Será que esse é o caminho? Existe apenas uma preocupação principal? Por que os representantes do Poder Executivo – federal, estadual e municipal – não tentam encontrar juntos uma solução comum?

Sobre a saúde: dificilmente prefeitos e governadores voltarão atrás em suas medidas contra a pandemia, mesmo sem ter elementos que mostrem uma acurácia total de suas decisões (o próprio governador de Nova York, Andrew Cuomo, apresentou dados estarrecedores, de que 66 % dos pacientes hospitalizados por coronavírus em seu Estado estavam em casa, isolados como manda a cartilha).

Sobre a economia: mesmo que a quarentena terminasse hoje, a economia não pegaria no tranco e haveria um tempo de adaptação à liberdade de trabalhar, estudar e passear.

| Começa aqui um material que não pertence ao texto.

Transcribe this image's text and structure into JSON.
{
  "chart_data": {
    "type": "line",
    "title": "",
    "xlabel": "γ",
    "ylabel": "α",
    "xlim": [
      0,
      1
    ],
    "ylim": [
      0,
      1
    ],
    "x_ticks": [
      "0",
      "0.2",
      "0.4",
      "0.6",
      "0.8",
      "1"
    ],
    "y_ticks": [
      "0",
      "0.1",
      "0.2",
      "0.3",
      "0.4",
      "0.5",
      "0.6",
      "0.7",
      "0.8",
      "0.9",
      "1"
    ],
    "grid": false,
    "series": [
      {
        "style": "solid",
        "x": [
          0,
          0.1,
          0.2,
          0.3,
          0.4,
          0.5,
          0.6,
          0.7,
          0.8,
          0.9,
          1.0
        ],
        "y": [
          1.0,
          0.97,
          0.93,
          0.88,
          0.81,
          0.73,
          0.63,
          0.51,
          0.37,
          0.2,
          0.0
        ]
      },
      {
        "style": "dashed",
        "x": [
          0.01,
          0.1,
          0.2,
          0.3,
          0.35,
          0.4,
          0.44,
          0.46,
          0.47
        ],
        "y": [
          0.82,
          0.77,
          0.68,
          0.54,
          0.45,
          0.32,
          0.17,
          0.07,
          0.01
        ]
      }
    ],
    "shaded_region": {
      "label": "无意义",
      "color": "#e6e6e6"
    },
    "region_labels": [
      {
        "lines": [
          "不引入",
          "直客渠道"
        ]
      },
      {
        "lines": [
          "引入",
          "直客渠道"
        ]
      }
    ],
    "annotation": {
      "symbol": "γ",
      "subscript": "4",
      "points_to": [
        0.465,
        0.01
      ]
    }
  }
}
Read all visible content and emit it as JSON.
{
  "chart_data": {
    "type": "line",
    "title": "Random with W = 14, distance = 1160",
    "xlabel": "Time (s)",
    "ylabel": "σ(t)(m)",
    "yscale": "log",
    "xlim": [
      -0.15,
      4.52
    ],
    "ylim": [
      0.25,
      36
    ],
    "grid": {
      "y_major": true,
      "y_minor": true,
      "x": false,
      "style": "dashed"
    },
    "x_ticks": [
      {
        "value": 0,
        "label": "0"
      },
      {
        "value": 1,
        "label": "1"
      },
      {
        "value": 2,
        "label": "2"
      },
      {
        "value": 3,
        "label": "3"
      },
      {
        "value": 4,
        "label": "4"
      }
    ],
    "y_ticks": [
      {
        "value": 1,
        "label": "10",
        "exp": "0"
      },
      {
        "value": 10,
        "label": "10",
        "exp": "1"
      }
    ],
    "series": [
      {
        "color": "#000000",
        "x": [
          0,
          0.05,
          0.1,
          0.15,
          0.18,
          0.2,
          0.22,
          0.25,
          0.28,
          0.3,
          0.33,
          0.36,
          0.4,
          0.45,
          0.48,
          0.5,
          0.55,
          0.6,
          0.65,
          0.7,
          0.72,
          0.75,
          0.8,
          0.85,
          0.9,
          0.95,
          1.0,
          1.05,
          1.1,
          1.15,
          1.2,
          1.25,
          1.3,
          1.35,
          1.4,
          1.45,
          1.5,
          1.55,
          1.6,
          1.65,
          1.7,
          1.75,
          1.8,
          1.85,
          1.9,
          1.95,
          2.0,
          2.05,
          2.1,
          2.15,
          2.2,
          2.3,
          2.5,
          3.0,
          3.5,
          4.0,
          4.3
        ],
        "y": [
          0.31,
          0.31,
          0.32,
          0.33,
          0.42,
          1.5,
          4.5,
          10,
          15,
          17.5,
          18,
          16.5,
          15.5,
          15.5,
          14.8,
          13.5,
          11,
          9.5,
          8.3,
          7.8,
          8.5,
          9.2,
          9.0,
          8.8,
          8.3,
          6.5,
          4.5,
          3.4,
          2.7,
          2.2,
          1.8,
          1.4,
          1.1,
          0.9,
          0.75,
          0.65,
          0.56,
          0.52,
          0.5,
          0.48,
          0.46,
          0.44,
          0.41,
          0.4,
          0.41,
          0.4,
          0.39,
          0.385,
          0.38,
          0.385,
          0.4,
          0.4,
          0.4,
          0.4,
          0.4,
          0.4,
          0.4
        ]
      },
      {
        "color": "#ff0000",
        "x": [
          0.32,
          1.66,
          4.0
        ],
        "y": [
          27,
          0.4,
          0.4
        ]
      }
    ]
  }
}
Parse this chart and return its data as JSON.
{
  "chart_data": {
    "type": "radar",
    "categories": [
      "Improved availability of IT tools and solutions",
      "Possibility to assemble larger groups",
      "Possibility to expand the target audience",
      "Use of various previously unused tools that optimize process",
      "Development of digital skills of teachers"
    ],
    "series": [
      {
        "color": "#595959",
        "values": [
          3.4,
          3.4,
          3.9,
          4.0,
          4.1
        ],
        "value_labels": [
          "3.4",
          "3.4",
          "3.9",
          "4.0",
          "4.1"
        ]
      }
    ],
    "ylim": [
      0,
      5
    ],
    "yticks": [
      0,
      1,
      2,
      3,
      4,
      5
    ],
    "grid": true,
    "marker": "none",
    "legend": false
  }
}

A inércia provocada pela interrupção brusca de atividades será vencida com sacrifício e paciência. Assim, não adianta forçar a barra para religar a atividade econômica.

É preciso unir forças e pensar em como evitar o desastre que se aproxima, com uma número ainda maior de demissões e queda persistente no faturamento. A solução para a economia não está necessariamente em botar todo mundo de volta às ruas. Está em planejar essa retomada e oferecer condições para os mais afetados a repensar seus modelos de negócios, além de ter acesso a crédito justo para conseguir atravessar o mar de ondas revoltas que está à frente. E combater as consequências trágicas do desemprego, não necessariamente só oferecendo dinheiro através da Caixa Econômica Federal.

Deixar a queda de braço de lado e buscar soluções de cabeça fria é algo que as autoridades deveriam fazer imediatamente, deixando as rixas de lado. Injúrias podem ficar para o futuro – quem sabe no ano das eleições presidenciais. Por enquanto, todos vamos sofrer. Se nos unirmos, a travessia para o equilíbrio econômico pode não ocorrer mais rapidamente. Mas, com solidariedade e cooperação, vai doer muito menos.